Flexibility Is Needed
Marco Torregrossa, Secretary General at the European Forum of Independent Professionals, writes on the website EurActive.com that much can be done to help support freelancers or independent workers. Torregrossa says that “To achieve the full potential of this emerging shift, policymakers must have a more heterogeneous and less monolithic understanding of an evolving independent workforce and begin shaping solutions that reflect this new reality of work.” He suggests this for the EU, but his advice is just as relevant, if not more so, for the US. He says that governments need to think differently about independents, or solopreneurs as he calls them, even differently from SMEs (Small and Medium-sized Enterprises.) He even goes so far to call for solopreneurs to “be given access to social security programs, training schemes, funding instruments and tax benefits that are too often unavailable to solopreneurs without steady pay packets and with variable income streams.”
Much like other work zones that have been created to foster company or job growth, one idea that Torregrossa has that caught my eye was his idea of innovation zones. As he says “Businesses and local authorities should co-create innovation zones to experiment with flexible work arrangements.” States or cities could create zones that would allow independent workers to work with businesses under different arrangements than current law allows. These innovation zones would allow independent workers and business to experiment with multiple ways to work together and not have to worry about IRS or DOL or state regulations that would penalize both parties for the arrangements. He says:
They should support the development of local platforms letting companies use freelancers without fear of liabilities if they might later be reclassified as employees and use big data to monitor trends. HR agencies, financial actors, public and private intermediaries should upgrade their services to sustain workers’ transition from project to project, platform to platform and into different career paths.
This would allow companies, workers and governments the opportunity to reinvent the world of work. We are moving down that road very quickly and we need to try to find ways to promote this adaptation. Torregrossa tells us that NYC for one is prime for adaptation. He says “The rush hour is dying. New York City’s subway system has announced that, for the first time in 30 years, “weekday growth was strongest outside of the traditional morning and evening rush hours”. This is because people are beginning to abandon the conventional commute to a 9-to-5 job, so they can live and work autonomously.” If this is not a clarion call for rethinking how we work and the role of government and businesses will play in that then I don’t know what would be.
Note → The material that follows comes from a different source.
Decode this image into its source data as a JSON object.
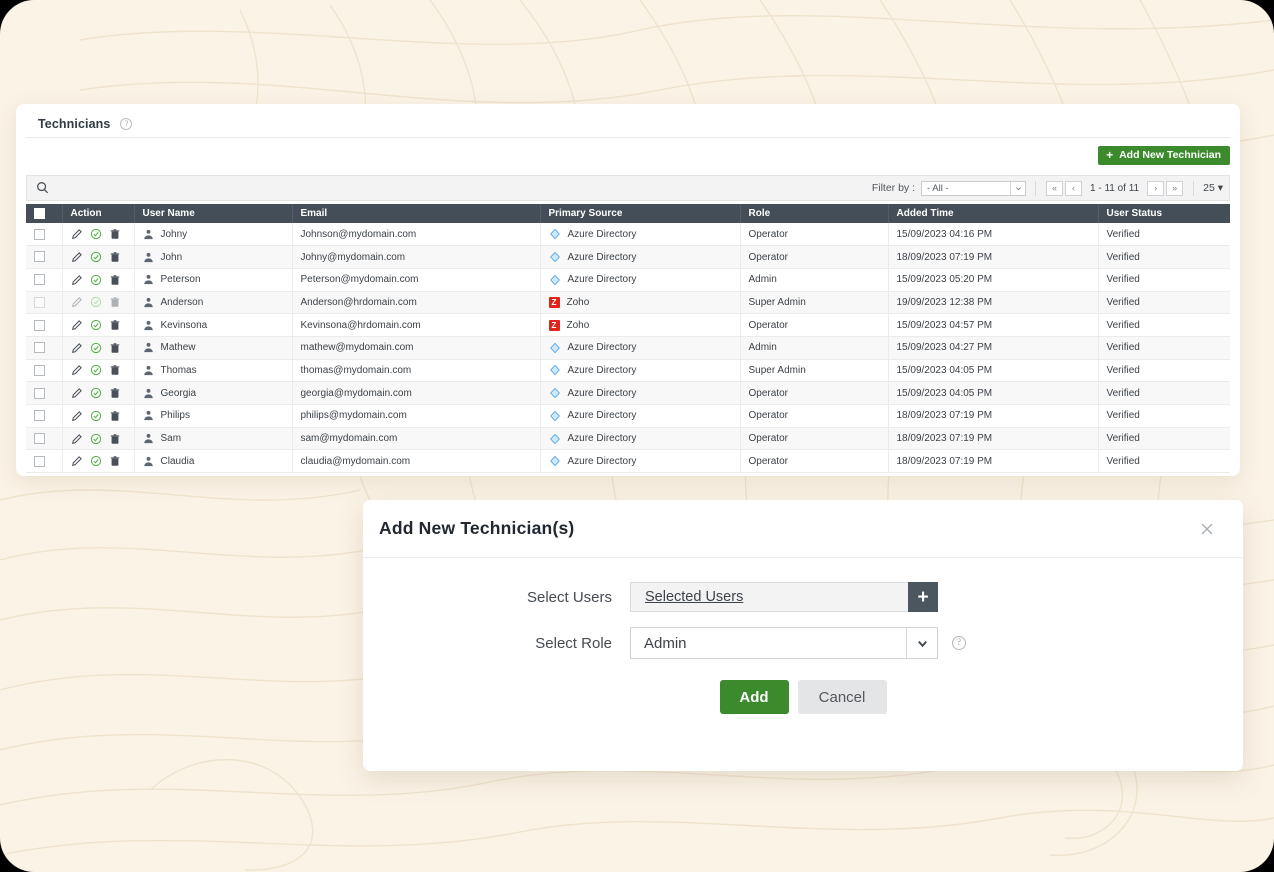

Need for Forward Thinking Government
I am hoping we can get some forward thinking politicians and bureaucrats to look for alternative ways to deal with the increasingly larger population of independent workers. Perhaps it will happen in Europe first, following Torregrossa’s lead, because there is a different opinion of some of the social support nets that need to be set up than there is here in the US. I would like to see the US embrace this kind of change driven by businesses and the independent workers, but I am not going to hold my breath for that long.